I became conscious of my height about the time it peaked in my late teens. When I joined the Coast Guard at seventeen I felt, as did most of my company, innocent and confused by the demands of the institution. We struggled together to conform to the expectations of our trainers and officers. But when they lined us up to drill on the marching field, they arranged us by height, and most of the time I led my column. I didn’t ask why, but privately I felt somehow better than the others.
After boot camp, I was sent to a training school in
Connecticut to learn about engines, my chosen field. I learned along with my
classmates all the details of internal combustion engines; how to tear them
down and put them together again. We compiled our new knowledge into notebooks,
ostensibly for future reference in the field. Due primarily to the schools I
had attended up to that point, I had a verbal advantage over many of my
classmates. On the basis of my test scores and the elaborate notebook I had
prepared, I ended the course at the head of my class. Privately, I felt better than them.
During my high school years, the United States was at war,
and we were deluged by propaganda to keep us focused on winning the war. (It
wasn’t called propaganda, a term that
was used by our leaders to describe the efforts of the enemy countries to
influence their citizens in their own agendas.) A large proportion of our
propaganda stressed that we were better
than them, more powerful and more moral in character. Along with everybody
I knew, I felt lucky to be an American.
We were better than them.
Recently, a lot has been written about racism in our
country. I’ve counted myself “liberal” and morally superior to the white
supremacists and alt-right nationalists that have attracted so much attention.
I’ve sympathized with “Black Lives Matter” protests, and with most of the
identity politics that have been written about and circulated in social media.
I’ve taken the time to seriously consider the ramifications of Black reparations
proposals by such writers as Ta-Nehisi Coates and James Baldwin. While I almost
never encounter Black people in my daily life, I have felt confident that my
viewpoints and even my actions are blameless regarding race.

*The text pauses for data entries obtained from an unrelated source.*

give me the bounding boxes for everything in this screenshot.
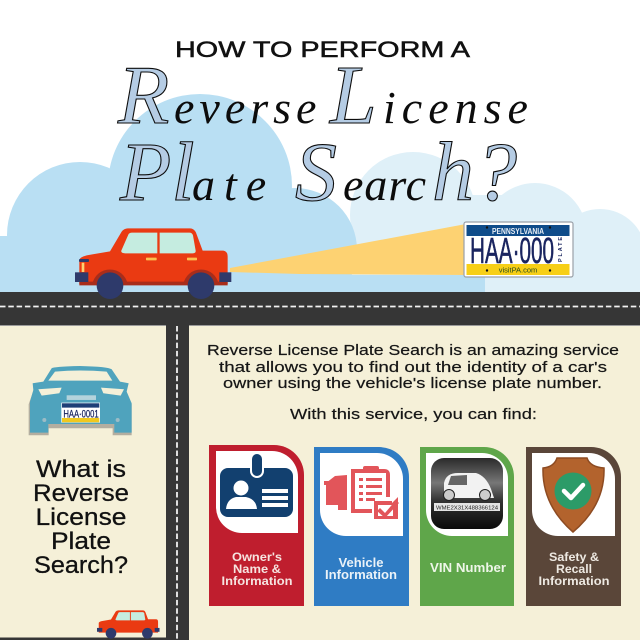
- intro paragraph: owner using the vehicle's license plate number.: [223, 375, 602, 392]
- icon: car and checklist: [324, 466, 399, 519]
- license plate: [464, 222, 573, 277]
- intro paragraph: that allows you to find out the identity of a car's: [219, 359, 607, 376]
- heading: what is reverse license plate search: Plate: [51, 528, 111, 555]
- card: owner's name and information: Information: [222, 574, 292, 588]
- icon: shield with check: [543, 458, 604, 532]
- card: vehicle information: Information: [325, 568, 397, 582]
- main road: [0, 292, 640, 326]
- card: safety and recall information: Information: [538, 574, 610, 588]
- cream panel background: [0, 326, 640, 640]
- card: owner's name and information: Name &: [233, 562, 281, 576]
- small red car: [97, 610, 160, 639]
- red car: [75, 228, 231, 299]
- title: script line one: everse: [174, 82, 338, 133]
- intro paragraph: [207, 342, 619, 423]
- card: vin number: VIN Number: [430, 561, 506, 575]
- title: script line two: S: [295, 126, 337, 219]
- card: vehicle information: Vehicle: [338, 556, 384, 570]
- card: owner's name and information: Owner's: [232, 550, 282, 564]
- card: safety and recall information: Recall: [556, 562, 592, 576]
- teal car front view: HAA·0001: [63, 408, 99, 420]
- heading: what is reverse license plate search: Search?: [34, 552, 128, 579]
- card: safety and recall information: [526, 447, 621, 606]
- title: script line two: h: [432, 126, 474, 219]
- title: script line two: ate: [192, 159, 296, 210]
- bottom road edge: [0, 638, 166, 640]
- icon: id badge: [220, 453, 293, 517]
- title: script line two: earc: [343, 159, 427, 210]
- heading: what is reverse license plate search: Reverse: [33, 480, 129, 507]
- vertical road: [166, 325, 189, 640]
- title: script line one: L: [329, 49, 377, 142]
- headlight beam: [230, 224, 466, 275]
- title: script line one: R: [117, 49, 169, 142]
- card: owner's name and information: [209, 445, 304, 606]
- card: safety and recall information: Safety &: [549, 550, 599, 564]
- title: script line two: Pl: [119, 126, 195, 219]
- title: script line one: icense: [383, 82, 534, 133]
- intro paragraph: With this service, you can find:: [290, 406, 537, 423]
- license plate: PENNSYLVANIA: [492, 227, 544, 236]
- card: vin number: [420, 447, 514, 606]
- icon: vin car tile: WME2X31X488366124: [436, 506, 498, 512]
- license plate: visitPA.com: [499, 266, 537, 274]
- title: how to perform a: HOW TO PERFORM A: [175, 37, 470, 62]
- background clouds: [0, 0, 640, 312]
- heading: what is reverse license plate search: [33, 456, 129, 579]
- license plate: PLATE: [558, 237, 564, 262]
- intro paragraph: Reverse License Plate Search is an amazing service: [207, 342, 619, 359]
- icon: vin car tile: [431, 458, 503, 529]
- heading: what is reverse license plate search: License: [36, 504, 126, 531]
- card: vehicle information: [314, 447, 409, 606]
- license plate: HAA·000: [470, 230, 554, 271]
- heading: what is reverse license plate search: What is: [36, 456, 126, 483]
- teal car front view: [29, 366, 132, 435]
- title: script line two: ?: [475, 126, 517, 219]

It was only while reading Robin Diangelo’s White Fragility that I began to
recognize my “whiteness” and my participation, however unconscious, in the
systemic racism in Western culture. I may have condemned for many years the
colonialism by European countries, and sometimes even the colonialism inherent
in the United States relationships with places such as the Philippines and
Puerto Rico. I may have cheered hearing the recent news of a possible new cure
for sickle cell anemia because it could relieve a lot of mostly Black people of
horrible suffering. My ego is rewarded by occasional thoughts that I’m on “the
right side” of current controversies. I’m better
than them.
In the middle of last night it occurred to me: I’m so lucky to be white. Like being
tall, it’s not because of anything I’ve done, but it brings me advantages and
prestige. I don’t have to face some of the things that non-whites encounter
every day. I don’t have to live with the daily fear that Nina Simone spoke of
in a recent documentary. When I am stopped by the police for a minor traffic
violation, I can be polite and expect them to be polite. I don’t have to be
afraid of being beaten or shot. I can rent a car or buy a home or walk through
a neighborhood without being watched through closed window drapes.
I need to pay more attention to the plights of others not so
lucky, and do what I can to nudge the system in the right direction. It isn’t
easy because most of it is invisible to me. It’s just the way the world
works—for a white man.
I need to remember more often how lucky I am. I need to
become more aware of my part in the injustices of the world.